Heslip is one of the many young guns that Grassroots Canada boasts. The program is hell-bent on staking their claim as one of the nation’s top programs on the AAU circuit. With the emergence of players like Dwight Powell, JP Kambola, Cory Joseph and Texas-bound Tristan Thompson, Canada is going hard (just ask Drake!).
“We want to show these kids that they have a chance to make their mark,” explains Grassroots coach Anthony “Huggy” Otto while sifting through text messages from his close friend Steve Nash. “We remind them of the work ethic and cool confidence that Steve Nash showed when he was coming up. We want to instill the same confidence in these kids and show them that Canada can evolve [into a basketball hotbed].”
Heslip averaged a thread over five three-pointers a game during the First Eight and National Invitational Tournaments, which were run by basketball. Top-tier coaches such as Rick Pitino and John Thompson III took in their games.
Heslip hit is high water mark in Springfield when he went off for eight treys in a game. He wasn’t the only Grassroots product dropping jaws. The aforementioned Kambola was one of the most fundamentally sound, finely tuned big men at the event. Kambola is being actively pursued by a number of big time programs—UConn, Seton Hall, Marquette, Rutgers, DePaul, and Virginia—to name a few. He turned in a triple-double Saturday with a balanced 12-point, 12-board, 12-block masterpiece before a surplus of coaches. The ultra-long 6-9, 230-pound Kambola sealed the basket shut by blocking nine shots in the first half during. Kambola punched shot attempts at will, manipulating and altering the trajectory of countless others.

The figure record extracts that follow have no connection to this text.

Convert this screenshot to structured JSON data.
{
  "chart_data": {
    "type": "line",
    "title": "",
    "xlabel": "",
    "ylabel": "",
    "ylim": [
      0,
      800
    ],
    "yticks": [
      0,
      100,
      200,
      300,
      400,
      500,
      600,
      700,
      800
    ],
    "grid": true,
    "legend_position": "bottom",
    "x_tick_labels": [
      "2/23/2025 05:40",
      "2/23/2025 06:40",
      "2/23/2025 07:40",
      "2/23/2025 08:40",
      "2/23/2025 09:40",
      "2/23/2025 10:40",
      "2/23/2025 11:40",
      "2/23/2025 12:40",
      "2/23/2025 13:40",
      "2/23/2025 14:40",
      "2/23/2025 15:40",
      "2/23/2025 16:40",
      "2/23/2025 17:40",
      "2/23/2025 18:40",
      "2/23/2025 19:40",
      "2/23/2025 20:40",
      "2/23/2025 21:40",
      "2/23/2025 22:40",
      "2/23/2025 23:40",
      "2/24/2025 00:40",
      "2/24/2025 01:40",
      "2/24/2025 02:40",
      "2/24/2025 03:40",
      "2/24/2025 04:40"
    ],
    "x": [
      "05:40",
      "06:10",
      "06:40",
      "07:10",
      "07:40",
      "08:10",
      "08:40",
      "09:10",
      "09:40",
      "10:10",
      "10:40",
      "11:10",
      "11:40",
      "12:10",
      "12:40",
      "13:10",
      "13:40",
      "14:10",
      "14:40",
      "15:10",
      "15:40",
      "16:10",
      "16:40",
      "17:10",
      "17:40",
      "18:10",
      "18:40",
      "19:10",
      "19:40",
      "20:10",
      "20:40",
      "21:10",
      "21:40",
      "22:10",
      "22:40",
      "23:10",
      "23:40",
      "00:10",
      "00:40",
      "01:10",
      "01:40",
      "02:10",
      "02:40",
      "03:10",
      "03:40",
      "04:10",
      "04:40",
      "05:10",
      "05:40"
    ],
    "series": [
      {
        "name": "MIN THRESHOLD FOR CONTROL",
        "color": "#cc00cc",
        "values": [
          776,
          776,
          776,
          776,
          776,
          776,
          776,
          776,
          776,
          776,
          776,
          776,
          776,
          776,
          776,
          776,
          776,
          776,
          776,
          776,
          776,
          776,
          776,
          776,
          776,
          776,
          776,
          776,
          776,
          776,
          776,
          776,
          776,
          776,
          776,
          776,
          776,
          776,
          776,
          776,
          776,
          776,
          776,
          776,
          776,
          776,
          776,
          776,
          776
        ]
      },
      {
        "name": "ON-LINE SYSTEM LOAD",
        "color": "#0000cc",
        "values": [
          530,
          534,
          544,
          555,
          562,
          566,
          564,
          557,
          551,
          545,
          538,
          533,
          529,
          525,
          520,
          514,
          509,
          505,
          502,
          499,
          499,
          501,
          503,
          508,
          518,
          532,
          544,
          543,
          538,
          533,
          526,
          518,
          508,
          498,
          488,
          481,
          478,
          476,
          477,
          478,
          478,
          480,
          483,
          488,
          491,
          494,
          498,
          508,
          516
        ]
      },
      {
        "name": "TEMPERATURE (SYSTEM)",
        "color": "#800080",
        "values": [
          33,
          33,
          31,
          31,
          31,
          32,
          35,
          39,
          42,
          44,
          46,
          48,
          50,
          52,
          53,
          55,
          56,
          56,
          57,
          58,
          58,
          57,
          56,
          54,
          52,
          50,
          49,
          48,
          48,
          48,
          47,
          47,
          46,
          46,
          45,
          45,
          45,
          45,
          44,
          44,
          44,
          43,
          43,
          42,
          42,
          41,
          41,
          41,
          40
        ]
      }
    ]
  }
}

Powell, a glossy-smooth 6-9 forward with a 4.0 GPA, is already considering Cal and Harvard as potential future hardwood homes. He speaks softly but carries a big stick on the court, ripping down boards and taking the soul of opposing big men. Though his post presence is his major selling point, Powell embraces the idea of being a jack of all trades.

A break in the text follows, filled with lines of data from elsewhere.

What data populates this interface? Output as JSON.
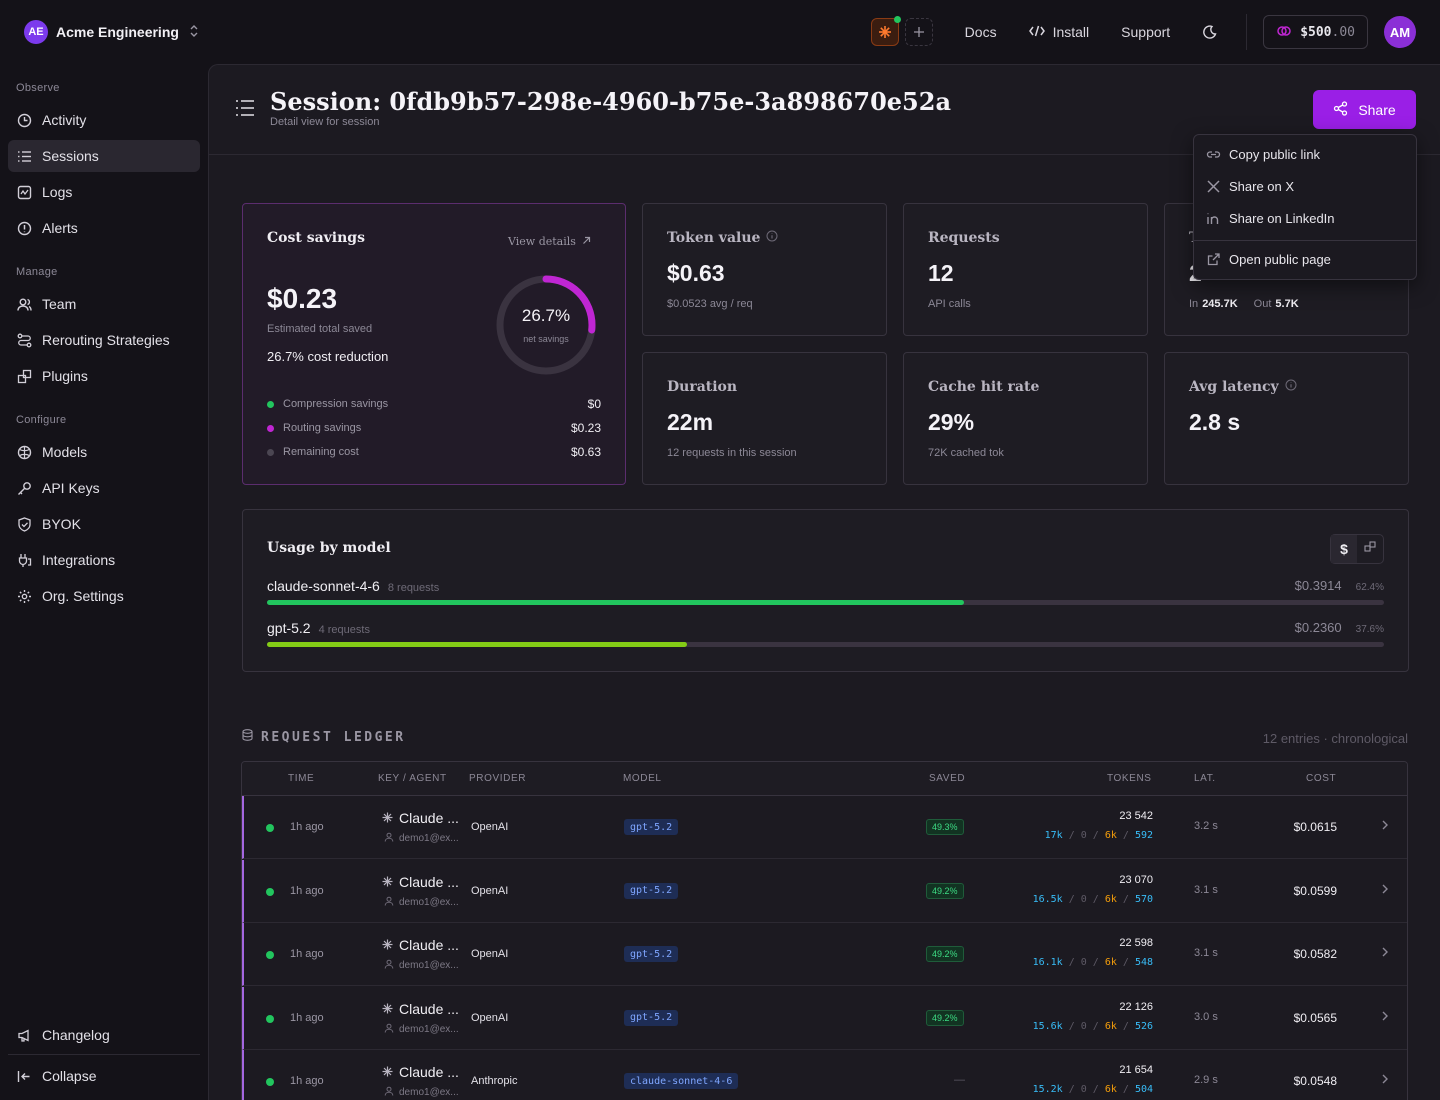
{
  "topbar": {
    "org_initials": "AE",
    "org_name": "Acme Engineering",
    "links": [
      "Docs",
      "Install",
      "Support"
    ],
    "credit_main": "$500",
    "credit_cents": ".00",
    "user_initials": "AM"
  },
  "sidebar": {
    "sections": [
      "Observe",
      "Manage",
      "Configure"
    ],
    "items": [
      {
        "label": "Activity",
        "icon": "activity-icon"
      },
      {
        "label": "Sessions",
        "icon": "list-icon",
        "active": true
      },
      {
        "label": "Logs",
        "icon": "logs-icon"
      },
      {
        "label": "Alerts",
        "icon": "alert-icon"
      },
      {
        "label": "Team",
        "icon": "team-icon"
      },
      {
        "label": "Rerouting Strategies",
        "icon": "reroute-icon"
      },
      {
        "label": "Plugins",
        "icon": "plugins-icon"
      },
      {
        "label": "Models",
        "icon": "models-icon"
      },
      {
        "label": "API Keys",
        "icon": "key-icon"
      },
      {
        "label": "BYOK",
        "icon": "shield-icon"
      },
      {
        "label": "Integrations",
        "icon": "integrations-icon"
      },
      {
        "label": "Org. Settings",
        "icon": "gear-icon"
      }
    ],
    "changelog": "Changelog",
    "collapse": "Collapse"
  },
  "header": {
    "title": "Session: 0fdb9b57-298e-4960-b75e-3a898670e52a",
    "subtitle": "Detail view for session",
    "share_label": "Share"
  },
  "share_menu": [
    "Copy public link",
    "Share on X",
    "Share on LinkedIn",
    "Open public page"
  ],
  "cost_savings": {
    "title": "Cost savings",
    "view_details": "View details",
    "value": "$0.23",
    "value_label": "Estimated total saved",
    "reduction": "26.7% cost reduction",
    "ring_pct": "26.7%",
    "ring_fraction": 0.267,
    "ring_label": "net savings",
    "legend": [
      {
        "label": "Compression savings",
        "value": "$0",
        "color": "#22c55e"
      },
      {
        "label": "Routing savings",
        "value": "$0.23",
        "color": "#c026d3"
      },
      {
        "label": "Remaining cost",
        "value": "$0.63",
        "color": "#4b4652"
      }
    ]
  },
  "stats": [
    {
      "title": "Token value",
      "value": "$0.63",
      "sub": "$0.0523 avg / req"
    },
    {
      "title": "Requests",
      "value": "12",
      "sub": "API calls"
    },
    {
      "title": "T",
      "value": "2",
      "in_label": "In",
      "in_value": "245.7K",
      "out_label": "Out",
      "out_value": "5.7K"
    },
    {
      "title": "Duration",
      "value": "22m",
      "sub": "12 requests in this session"
    },
    {
      "title": "Cache hit rate",
      "value": "29%",
      "sub": "72K cached tok"
    },
    {
      "title": "Avg latency",
      "value": "2.8 s",
      "sub": ""
    }
  ],
  "usage": {
    "title": "Usage by model",
    "models": [
      {
        "name": "claude-sonnet-4-6",
        "requests": "8 requests",
        "cost": "$0.3914",
        "pct": "62.4%",
        "fraction": 0.624,
        "color": "#22c55e"
      },
      {
        "name": "gpt-5.2",
        "requests": "4 requests",
        "cost": "$0.2360",
        "pct": "37.6%",
        "fraction": 0.376,
        "color": "#84cc16"
      }
    ]
  },
  "ledger": {
    "title": "REQUEST LEDGER",
    "meta": "12 entries · chronological",
    "columns": [
      "TIME",
      "KEY / AGENT",
      "PROVIDER",
      "MODEL",
      "SAVED",
      "TOKENS",
      "LAT.",
      "COST"
    ],
    "rows": [
      {
        "time": "1h ago",
        "agent": "Claude ...",
        "user": "demo1@ex...",
        "provider": "OpenAI",
        "model": "gpt-5.2",
        "saved": "49.3%",
        "tokens": "23 542",
        "t1": "17k",
        "t2": "0",
        "t3": "6k",
        "t4": "592",
        "lat": "3.2 s",
        "cost": "$0.0615"
      },
      {
        "time": "1h ago",
        "agent": "Claude ...",
        "user": "demo1@ex...",
        "provider": "OpenAI",
        "model": "gpt-5.2",
        "saved": "49.2%",
        "tokens": "23 070",
        "t1": "16.5k",
        "t2": "0",
        "t3": "6k",
        "t4": "570",
        "lat": "3.1 s",
        "cost": "$0.0599"
      },
      {
        "time": "1h ago",
        "agent": "Claude ...",
        "user": "demo1@ex...",
        "provider": "OpenAI",
        "model": "gpt-5.2",
        "saved": "49.2%",
        "tokens": "22 598",
        "t1": "16.1k",
        "t2": "0",
        "t3": "6k",
        "t4": "548",
        "lat": "3.1 s",
        "cost": "$0.0582"
      },
      {
        "time": "1h ago",
        "agent": "Claude ...",
        "user": "demo1@ex...",
        "provider": "OpenAI",
        "model": "gpt-5.2",
        "saved": "49.2%",
        "tokens": "22 126",
        "t1": "15.6k",
        "t2": "0",
        "t3": "6k",
        "t4": "526",
        "lat": "3.0 s",
        "cost": "$0.0565"
      },
      {
        "time": "1h ago",
        "agent": "Claude ...",
        "user": "demo1@ex...",
        "provider": "Anthropic",
        "model": "claude-sonnet-4-6",
        "saved": "—",
        "tokens": "21 654",
        "t1": "15.2k",
        "t2": "0",
        "t3": "6k",
        "t4": "504",
        "lat": "2.9 s",
        "cost": "$0.0548"
      }
    ]
  }
}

“Personally, I like to consider myself someone who does it all,” said Powell, who plays at IMG Academies in Bradenton, FL. “Right now, I’m working on fixing up my jump shot, mechanics-wise. I’m also trying to develop better handle. My goals are to increase in those areas of my game and I’m sticking to them.” Lofty aspirations for a towering interior presence. Then again, would you expect anything less from this balling bookworm? He’s the kid who uses his high basketball IQ to create for his teammates, his athleticism and good feel for the game to block shots and finish with authority. A brain surgeon he may be, Powell’s also got the “touch of a surgeon,” to paraphrase legendary New York City prep scout Tom Konchalski.
Powell’s monster work ethic, high-order commitment to personal progression and winning places him in a different category. “At school, we play a tough schedule but we work a lot on just getting better,” said Powell. As far as attitude, immeasurable intangibles, versatility, and coachability, you’ll be hard pressed to find anyone better than Powell.